# Ubuntu Mouse Stops Working



## Zerdus (Sep 6, 2009)

I'll try to explain myself as best as I can. Today is the first time I've ever used an operating system other than Windows. I am familiar with OS X also because I've used it for long periods of time. Because of this, if you suggest a solution, please try to explain yourself more so I know exactly what to do. I would really appreciate it.

So, on to the problem. 

I downloaded Ubuntu 10.10 today and wrote it onto a CD. I booted it and went into the OS to try it and see if I would like to install it. I could use my wireless mouse and keyboard fine for a minute or two. Then, my mouse would fail completely, with no response whatsoever. My keyboard was still working fine.

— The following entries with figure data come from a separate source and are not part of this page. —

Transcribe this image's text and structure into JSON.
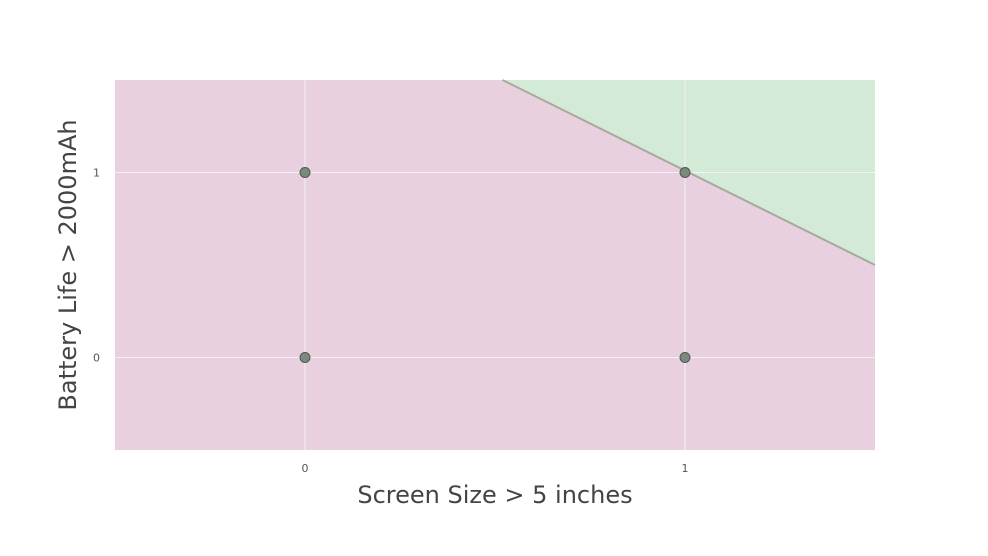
{
  "chart_data": {
    "type": "scatter",
    "title": "",
    "xlabel": "Screen Size > 5 inches",
    "ylabel": "Battery Life > 2000mAh",
    "xlim": [
      -0.5,
      1.5
    ],
    "ylim": [
      -0.5,
      1.5
    ],
    "x_ticks": [
      "0",
      "1"
    ],
    "y_ticks": [
      "0",
      "1"
    ],
    "grid": true,
    "legend": "none",
    "points": [
      {
        "x": 0,
        "y": 0
      },
      {
        "x": 1,
        "y": 0
      },
      {
        "x": 0,
        "y": 1
      },
      {
        "x": 1,
        "y": 1
      }
    ],
    "decision_boundary": {
      "description": "line separating regions",
      "points": [
        [
          0.52,
          1.5
        ],
        [
          1.5,
          0.5
        ]
      ]
    },
    "regions": {
      "negative_color": "#e8d0df",
      "positive_color": "#d3ead6"
    },
    "colors": {
      "point_fill": "#7a8a7c",
      "point_stroke": "#555555",
      "boundary": "#a8a8a0",
      "grid": "#f4f0f3"
    }
  }
}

However, I decided to install the OS to see if that fixed it. I used the Wubi method (it came with the 10.10 Desktop Download) to install it so I could decide which OS to boot, and I wouldn't lose all my data.

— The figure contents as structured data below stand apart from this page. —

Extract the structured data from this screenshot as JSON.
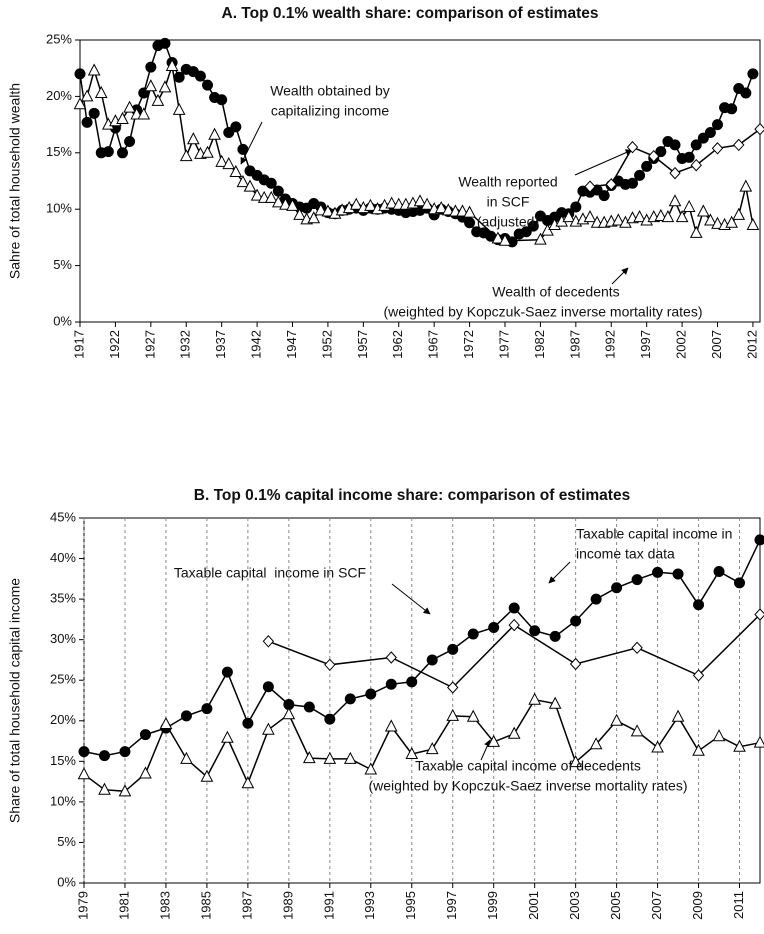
{
  "chart_data": [
    {
      "type": "line",
      "title": "A. Top 0.1% wealth share: comparison of estimates",
      "ylabel": "Sahre of total household wealth",
      "grid": false,
      "xlim": [
        1917,
        2013
      ],
      "xticks": [
        1917,
        1922,
        1927,
        1932,
        1937,
        1942,
        1947,
        1952,
        1957,
        1962,
        1967,
        1972,
        1977,
        1982,
        1987,
        1992,
        1997,
        2002,
        2007,
        2012
      ],
      "ylim": [
        0,
        25
      ],
      "yticks": [
        {
          "value": 0,
          "label": "0%"
        },
        {
          "value": 5,
          "label": "5%"
        },
        {
          "value": 10,
          "label": "10%"
        },
        {
          "value": 15,
          "label": "15%"
        },
        {
          "value": 20,
          "label": "20%"
        },
        {
          "value": 25,
          "label": "25%"
        }
      ],
      "annotations": [
        [
          "Wealth obtained by",
          "capitalizing income"
        ],
        [
          "Wealth reported",
          "in SCF",
          "(adjusted)"
        ],
        [
          "Wealth of decedents",
          "(weighted by Kopczuk-Saez inverse mortality rates)"
        ]
      ],
      "series": [
        {
          "marker": "circle",
          "color": "#000000",
          "x": [
            1917,
            1918,
            1919,
            1920,
            1921,
            1922,
            1923,
            1924,
            1925,
            1926,
            1927,
            1928,
            1929,
            1930,
            1931,
            1932,
            1933,
            1934,
            1935,
            1936,
            1937,
            1938,
            1939,
            1940,
            1941,
            1942,
            1943,
            1944,
            1945,
            1946,
            1947,
            1948,
            1949,
            1950,
            1951,
            1952,
            1953,
            1954,
            1955,
            1956,
            1957,
            1958,
            1959,
            1960,
            1961,
            1962,
            1963,
            1964,
            1965,
            1966,
            1967,
            1968,
            1969,
            1970,
            1971,
            1972,
            1973,
            1974,
            1975,
            1976,
            1977,
            1978,
            1979,
            1980,
            1981,
            1982,
            1983,
            1984,
            1985,
            1986,
            1987,
            1988,
            1989,
            1990,
            1991,
            1992,
            1993,
            1994,
            1995,
            1996,
            1997,
            1998,
            1999,
            2000,
            2001,
            2002,
            2003,
            2004,
            2005,
            2006,
            2007,
            2008,
            2009,
            2010,
            2011,
            2012
          ],
          "values": [
            22,
            17.7,
            18.5,
            15,
            15.1,
            17.2,
            15,
            16,
            18.8,
            20.3,
            22.6,
            24.5,
            24.7,
            23,
            21.7,
            22.4,
            22.2,
            21.8,
            21,
            19.9,
            19.7,
            16.8,
            17.3,
            15.3,
            13.4,
            13,
            12.6,
            12.3,
            11.6,
            10.9,
            10.5,
            10.2,
            10.1,
            10.5,
            10.2,
            9.7,
            9.6,
            9.9,
            10,
            10.1,
            9.9,
            10.1,
            10,
            10.1,
            10,
            9.9,
            9.7,
            9.8,
            9.9,
            10.1,
            9.5,
            10,
            9.8,
            9.6,
            9.3,
            8.8,
            8,
            7.9,
            7.6,
            7.3,
            7.4,
            7.1,
            7.8,
            8,
            8.5,
            9.4,
            9,
            9.3,
            9.7,
            9.6,
            10.2,
            11.6,
            11.5,
            11.7,
            11.2,
            12.1,
            12.5,
            12.2,
            12.3,
            13,
            13.8,
            14.5,
            15.1,
            16,
            15.7,
            14.5,
            14.6,
            15.7,
            16.3,
            16.8,
            17.5,
            19,
            18.9,
            20.7,
            20.3,
            22
          ]
        },
        {
          "marker": "triangle",
          "color": "#000000",
          "x": [
            1917,
            1918,
            1919,
            1920,
            1921,
            1922,
            1923,
            1924,
            1925,
            1926,
            1927,
            1928,
            1929,
            1930,
            1931,
            1932,
            1933,
            1934,
            1935,
            1936,
            1937,
            1938,
            1939,
            1940,
            1941,
            1942,
            1943,
            1944,
            1945,
            1946,
            1947,
            1948,
            1949,
            1950,
            1951,
            1952,
            1953,
            1954,
            1955,
            1956,
            1957,
            1958,
            1959,
            1960,
            1961,
            1962,
            1963,
            1964,
            1965,
            1966,
            1967,
            1968,
            1969,
            1970,
            1971,
            1972,
            1976,
            1977,
            1982,
            1983,
            1984,
            1985,
            1986,
            1987,
            1988,
            1989,
            1990,
            1991,
            1992,
            1993,
            1994,
            1995,
            1996,
            1997,
            1998,
            1999,
            2000,
            2001,
            2002,
            2003,
            2004,
            2005,
            2006,
            2007,
            2008,
            2009,
            2010,
            2011,
            2012
          ],
          "values": [
            19.3,
            20,
            22.3,
            20.3,
            17.5,
            17.8,
            18,
            19,
            18.4,
            18.4,
            20.9,
            19.6,
            20.8,
            22.7,
            18.8,
            14.7,
            16.2,
            14.9,
            15,
            16.6,
            14.2,
            14,
            13.3,
            12.4,
            12,
            11.2,
            11,
            11,
            10.6,
            10.4,
            10.3,
            9.5,
            9.1,
            9.2,
            9.9,
            9.8,
            9.6,
            9.9,
            10.1,
            10.4,
            10.1,
            10.3,
            10,
            10.3,
            10.5,
            10.4,
            10.4,
            10.5,
            10.7,
            10.4,
            10,
            10.1,
            9.9,
            9.8,
            9.8,
            9.7,
            7.4,
            7.2,
            7.3,
            8.1,
            8.6,
            8.9,
            9.3,
            8.9,
            9.1,
            9.3,
            8.8,
            8.8,
            8.9,
            9,
            8.8,
            9.2,
            9.3,
            9,
            9.3,
            9.4,
            9.3,
            10.7,
            9.3,
            10.2,
            7.9,
            9.8,
            9,
            8.7,
            8.6,
            8.8,
            9.5,
            12,
            8.6
          ]
        },
        {
          "marker": "diamond",
          "color": "#000000",
          "x": [
            1989,
            1992,
            1995,
            1998,
            2001,
            2004,
            2007,
            2010,
            2013
          ],
          "values": [
            12,
            12.2,
            15.5,
            14.7,
            13.2,
            13.9,
            15.4,
            15.7,
            17.1
          ]
        }
      ]
    },
    {
      "type": "line",
      "title": "B. Top 0.1% capital income share: comparison of estimates",
      "ylabel": "Share of total household capital income",
      "grid": "x",
      "xlim": [
        1979,
        2012
      ],
      "xticks": [
        1979,
        1981,
        1983,
        1985,
        1987,
        1989,
        1991,
        1993,
        1995,
        1997,
        1999,
        2001,
        2003,
        2005,
        2007,
        2009,
        2011
      ],
      "ylim": [
        0,
        45
      ],
      "yticks": [
        {
          "value": 0,
          "label": "0%"
        },
        {
          "value": 5,
          "label": "5%"
        },
        {
          "value": 10,
          "label": "10%"
        },
        {
          "value": 15,
          "label": "15%"
        },
        {
          "value": 20,
          "label": "20%"
        },
        {
          "value": 25,
          "label": "25%"
        },
        {
          "value": 30,
          "label": "30%"
        },
        {
          "value": 35,
          "label": "35%"
        },
        {
          "value": 40,
          "label": "40%"
        },
        {
          "value": 45,
          "label": "45%"
        }
      ],
      "annotations": [
        [
          "Taxable capital income in",
          "income tax data"
        ],
        [
          "Taxable capital  income in SCF"
        ],
        [
          "Taxable capital income of decedents",
          "(weighted by Kopczuk-Saez inverse mortality rates)"
        ]
      ],
      "series": [
        {
          "marker": "circle",
          "color": "#000000",
          "x": [
            1979,
            1980,
            1981,
            1982,
            1983,
            1984,
            1985,
            1986,
            1987,
            1988,
            1989,
            1990,
            1991,
            1992,
            1993,
            1994,
            1995,
            1996,
            1997,
            1998,
            1999,
            2000,
            2001,
            2002,
            2003,
            2004,
            2005,
            2006,
            2007,
            2008,
            2009,
            2010,
            2011,
            2012
          ],
          "values": [
            16.2,
            15.7,
            16.2,
            18.3,
            19.1,
            20.6,
            21.5,
            26,
            19.7,
            24.2,
            22,
            21.7,
            20.2,
            22.7,
            23.3,
            24.5,
            24.8,
            27.5,
            28.8,
            30.7,
            31.5,
            33.9,
            31.1,
            30.4,
            32.3,
            35,
            36.4,
            37.4,
            38.3,
            38.1,
            34.3,
            38.4,
            37,
            42.3
          ]
        },
        {
          "marker": "triangle",
          "color": "#000000",
          "x": [
            1979,
            1980,
            1981,
            1982,
            1983,
            1984,
            1985,
            1986,
            1987,
            1988,
            1989,
            1990,
            1991,
            1992,
            1993,
            1994,
            1995,
            1996,
            1997,
            1998,
            1999,
            2000,
            2001,
            2002,
            2003,
            2004,
            2005,
            2006,
            2007,
            2008,
            2009,
            2010,
            2011,
            2012
          ],
          "values": [
            13.4,
            11.5,
            11.3,
            13.5,
            19.6,
            15.3,
            13.1,
            17.9,
            12.3,
            18.9,
            20.8,
            15.4,
            15.3,
            15.3,
            14,
            19.3,
            15.9,
            16.5,
            20.6,
            20.5,
            17.4,
            18.4,
            22.6,
            22.1,
            14.9,
            17.1,
            20,
            18.7,
            16.7,
            20.5,
            16.3,
            18.1,
            16.8,
            17.3
          ]
        },
        {
          "marker": "diamond",
          "color": "#000000",
          "x": [
            1988,
            1991,
            1994,
            1997,
            2000,
            2003,
            2006,
            2009,
            2012
          ],
          "values": [
            29.8,
            26.9,
            27.8,
            24.1,
            31.8,
            27,
            29,
            25.6,
            33.1
          ]
        }
      ]
    }
  ]
}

But the problem did not go away. I even tried to use a wired mouse. It would still fail after a minute or two of use. The red light at the bottom of the mouse stayed on, and the only solution was a reboot. Replugging did not work. 

I really need some help with this because I really want to use Ubuntu. Does anyone have any solutions?


----------



## wmorri (May 29, 2008)

Hi,

If you shut down your computer and plug in a keyboard and mouse what happens, are you able to use them or does it still fail?

Also what are you make and model of the wireless keyboard and mouse, and how do they connect.

Cheers!


----------



## Zerdus (Sep 6, 2009)

wmorri said:


> Hi,
> 
> If you shut down your computer and plug in a keyboard and mouse what happens, are you able to use them or does it still fail?
> 
> ...


I don't have a wired keyboard, just a wired mouse. And when I use the wired mouse, the same problem occurs.

My wireless keyboard is a "Microsoft Wireless Keyboard 1000 Model 1356" and my wireless mouse is a "Microsoft Wireless Optical Mouse 2000 Model 1067". They came as one keyboard + mouse combo and they connect using a "Microsoft Wireless Desktop Receiver 3.1 Model 1028". 

Here is a link: Microsoft Wireless Media Desktop 1000 Review - Keyboards - CNET Reviews


----------



## saiftynet (Feb 3, 2011)

This may be because of a hardware issue that affects USB mice...
try this fix
How to fix USB stops working problem in Ubuntu | Ubuntu Geek


----------